Count me in. Except that for a large chunk of time — almost (but not quite) the whole movie — I had no idea what was going on with Clive Owen and Julia Roberts. Were they gaming the company? Each other? Both? Neither? Are we supposed not to know? Maybe some people like the confusion — a sure sign that something superior is going on. I'll put up with this sort of thing for a bit, but eventually the suspicion begins to dawn that the movie is being complicated, rather than complex, that it is patterned, rather than plotted, and then I check out.

I had the same deal with LA Confidential — another complicated movie that everyone loved and left me cold. Duplicity didn't leave me cold. The script is lean and economical, and its satire is beautifully done. Tonally, it finds the same sweet spot as The Right Stuff — sending up this world while never failing to make it matter. I never tired of seeing Paul Giametti ranting about his opponent's new creams and lotions. But over the long haul I found myself adopting the same defensive crouch David Mamet induces in me — a twist overload. The assumption that nothing is at it seems has its own predictability, after a while. You sit there going "that's not going to turn out to be true" or "I bet she tricks him". And you're always right.

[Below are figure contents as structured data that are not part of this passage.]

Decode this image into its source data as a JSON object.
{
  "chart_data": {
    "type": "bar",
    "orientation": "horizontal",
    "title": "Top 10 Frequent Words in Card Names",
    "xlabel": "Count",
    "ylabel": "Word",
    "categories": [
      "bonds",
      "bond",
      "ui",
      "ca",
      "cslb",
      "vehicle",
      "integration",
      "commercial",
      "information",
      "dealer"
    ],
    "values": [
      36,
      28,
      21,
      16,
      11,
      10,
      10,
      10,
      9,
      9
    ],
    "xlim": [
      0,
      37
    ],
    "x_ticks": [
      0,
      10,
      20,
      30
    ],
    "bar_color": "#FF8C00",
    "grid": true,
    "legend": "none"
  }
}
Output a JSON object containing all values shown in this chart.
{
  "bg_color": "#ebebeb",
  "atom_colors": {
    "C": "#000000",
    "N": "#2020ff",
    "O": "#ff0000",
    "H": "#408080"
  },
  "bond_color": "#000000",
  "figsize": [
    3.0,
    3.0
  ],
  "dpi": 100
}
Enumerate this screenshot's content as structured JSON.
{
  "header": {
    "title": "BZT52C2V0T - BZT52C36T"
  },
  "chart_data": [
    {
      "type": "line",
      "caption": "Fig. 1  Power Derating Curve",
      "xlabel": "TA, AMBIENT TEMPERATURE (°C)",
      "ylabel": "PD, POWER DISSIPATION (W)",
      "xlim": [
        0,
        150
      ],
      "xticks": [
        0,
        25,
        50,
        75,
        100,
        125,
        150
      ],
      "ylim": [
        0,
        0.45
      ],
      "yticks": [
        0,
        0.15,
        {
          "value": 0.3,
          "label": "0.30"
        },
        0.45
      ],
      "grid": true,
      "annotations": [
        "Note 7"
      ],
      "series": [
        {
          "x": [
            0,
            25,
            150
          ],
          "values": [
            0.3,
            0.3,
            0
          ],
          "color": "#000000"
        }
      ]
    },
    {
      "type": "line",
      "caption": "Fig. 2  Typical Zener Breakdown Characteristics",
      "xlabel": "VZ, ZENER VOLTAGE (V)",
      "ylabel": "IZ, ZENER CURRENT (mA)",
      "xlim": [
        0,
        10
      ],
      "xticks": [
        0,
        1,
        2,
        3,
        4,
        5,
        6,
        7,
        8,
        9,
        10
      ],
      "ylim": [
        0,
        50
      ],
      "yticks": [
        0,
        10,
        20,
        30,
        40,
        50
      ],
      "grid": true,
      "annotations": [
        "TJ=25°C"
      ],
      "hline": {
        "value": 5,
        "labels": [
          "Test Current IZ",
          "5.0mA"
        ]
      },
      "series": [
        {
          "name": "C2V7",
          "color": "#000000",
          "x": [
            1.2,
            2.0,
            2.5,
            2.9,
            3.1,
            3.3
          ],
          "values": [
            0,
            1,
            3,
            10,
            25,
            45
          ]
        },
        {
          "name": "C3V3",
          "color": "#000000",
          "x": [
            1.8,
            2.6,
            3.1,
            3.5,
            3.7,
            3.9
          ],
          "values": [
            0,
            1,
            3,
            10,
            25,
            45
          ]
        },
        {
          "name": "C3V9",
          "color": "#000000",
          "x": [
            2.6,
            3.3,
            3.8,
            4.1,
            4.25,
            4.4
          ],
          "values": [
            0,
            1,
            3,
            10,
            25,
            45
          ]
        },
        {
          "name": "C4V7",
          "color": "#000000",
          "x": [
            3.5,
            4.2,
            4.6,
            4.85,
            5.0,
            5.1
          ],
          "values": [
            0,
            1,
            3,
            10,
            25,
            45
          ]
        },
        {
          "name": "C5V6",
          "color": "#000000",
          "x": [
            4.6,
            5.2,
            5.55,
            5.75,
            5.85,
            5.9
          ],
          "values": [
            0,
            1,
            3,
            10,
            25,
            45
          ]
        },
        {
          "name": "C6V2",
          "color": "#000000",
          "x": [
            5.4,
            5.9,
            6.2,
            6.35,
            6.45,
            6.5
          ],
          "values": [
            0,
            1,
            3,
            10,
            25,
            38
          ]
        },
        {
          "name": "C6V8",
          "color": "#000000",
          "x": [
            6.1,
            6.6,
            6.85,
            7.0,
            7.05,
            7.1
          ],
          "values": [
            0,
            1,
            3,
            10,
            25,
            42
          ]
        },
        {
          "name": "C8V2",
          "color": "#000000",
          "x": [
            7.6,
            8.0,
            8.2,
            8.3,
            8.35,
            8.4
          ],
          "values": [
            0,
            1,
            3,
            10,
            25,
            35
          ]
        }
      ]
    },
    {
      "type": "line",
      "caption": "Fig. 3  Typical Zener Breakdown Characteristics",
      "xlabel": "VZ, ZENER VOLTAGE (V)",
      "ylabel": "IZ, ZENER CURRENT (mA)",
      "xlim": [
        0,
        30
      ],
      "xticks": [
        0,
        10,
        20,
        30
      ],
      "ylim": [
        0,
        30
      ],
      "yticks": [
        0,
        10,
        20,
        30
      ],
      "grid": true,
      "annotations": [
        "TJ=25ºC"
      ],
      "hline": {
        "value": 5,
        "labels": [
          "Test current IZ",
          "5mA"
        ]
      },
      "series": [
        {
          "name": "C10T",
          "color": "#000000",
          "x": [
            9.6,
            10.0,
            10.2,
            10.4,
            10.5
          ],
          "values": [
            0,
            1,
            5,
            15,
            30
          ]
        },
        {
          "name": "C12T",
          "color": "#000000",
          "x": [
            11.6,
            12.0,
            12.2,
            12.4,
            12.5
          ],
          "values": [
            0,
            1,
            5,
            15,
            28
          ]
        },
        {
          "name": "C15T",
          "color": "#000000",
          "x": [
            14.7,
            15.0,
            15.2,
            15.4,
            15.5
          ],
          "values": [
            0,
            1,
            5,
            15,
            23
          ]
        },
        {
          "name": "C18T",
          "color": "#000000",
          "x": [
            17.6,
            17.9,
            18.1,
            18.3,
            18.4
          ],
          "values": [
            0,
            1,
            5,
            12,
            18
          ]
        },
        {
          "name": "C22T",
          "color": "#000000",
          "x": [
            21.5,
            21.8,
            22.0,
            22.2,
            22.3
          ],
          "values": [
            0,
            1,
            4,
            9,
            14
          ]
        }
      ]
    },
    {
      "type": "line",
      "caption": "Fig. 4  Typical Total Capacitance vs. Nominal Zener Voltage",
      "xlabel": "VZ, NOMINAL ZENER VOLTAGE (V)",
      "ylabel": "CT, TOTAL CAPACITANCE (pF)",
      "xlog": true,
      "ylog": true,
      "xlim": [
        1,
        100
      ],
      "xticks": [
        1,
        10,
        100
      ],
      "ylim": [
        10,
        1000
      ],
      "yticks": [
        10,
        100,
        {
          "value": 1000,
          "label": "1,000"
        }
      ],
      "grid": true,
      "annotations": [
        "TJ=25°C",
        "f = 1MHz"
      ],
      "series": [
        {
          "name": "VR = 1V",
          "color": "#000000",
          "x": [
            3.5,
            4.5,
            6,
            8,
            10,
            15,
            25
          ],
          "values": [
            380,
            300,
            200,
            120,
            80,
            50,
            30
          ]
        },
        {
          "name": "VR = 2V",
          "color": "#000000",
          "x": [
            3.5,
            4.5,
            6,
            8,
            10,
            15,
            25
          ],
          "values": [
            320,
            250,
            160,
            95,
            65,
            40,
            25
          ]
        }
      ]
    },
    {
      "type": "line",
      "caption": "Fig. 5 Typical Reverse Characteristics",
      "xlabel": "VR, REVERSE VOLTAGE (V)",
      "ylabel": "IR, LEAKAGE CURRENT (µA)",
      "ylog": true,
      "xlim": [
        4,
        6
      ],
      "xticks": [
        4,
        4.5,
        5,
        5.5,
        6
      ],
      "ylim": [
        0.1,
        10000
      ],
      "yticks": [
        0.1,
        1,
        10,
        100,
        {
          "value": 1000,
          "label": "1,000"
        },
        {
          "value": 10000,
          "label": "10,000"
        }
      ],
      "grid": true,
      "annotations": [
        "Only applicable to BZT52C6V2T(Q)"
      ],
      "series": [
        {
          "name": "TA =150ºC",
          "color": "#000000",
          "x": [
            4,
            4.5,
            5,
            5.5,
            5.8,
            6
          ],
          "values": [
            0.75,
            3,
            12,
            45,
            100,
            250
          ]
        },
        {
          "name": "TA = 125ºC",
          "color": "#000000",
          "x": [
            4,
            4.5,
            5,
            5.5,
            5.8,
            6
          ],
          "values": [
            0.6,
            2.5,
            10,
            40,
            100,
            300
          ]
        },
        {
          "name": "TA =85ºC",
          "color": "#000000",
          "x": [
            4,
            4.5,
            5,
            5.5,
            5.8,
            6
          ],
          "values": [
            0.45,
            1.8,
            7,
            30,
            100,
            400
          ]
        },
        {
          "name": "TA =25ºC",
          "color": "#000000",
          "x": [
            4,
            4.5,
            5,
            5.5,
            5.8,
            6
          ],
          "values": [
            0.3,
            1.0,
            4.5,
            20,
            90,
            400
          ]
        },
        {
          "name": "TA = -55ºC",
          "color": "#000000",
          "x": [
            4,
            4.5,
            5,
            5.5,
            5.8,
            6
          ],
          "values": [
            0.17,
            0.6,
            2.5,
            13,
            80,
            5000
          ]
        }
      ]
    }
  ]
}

I read somewhere that butterfly wingspan only reach a span of two feet (or something like that) before they collapse. In other words, there's a inbuilt evolutionary limit to the size butterflies can be. I feel the same way about movie plots: there's a certain level of complexity you shouldn't go beyond. What's going to happen now, of course, is that Duplicity is not going to do as well as some people expect and then the critics are going to start blaming the multiplex or the average Joe or the dumbing-down of America or Jaws. It's nothing to do with any of those things.

1 comment:

  1. For all the reviews I've read, this is the best thing written about Duplicity that I've seen. Extremely observant and right on the mark. Well done. You're a very engaging critic.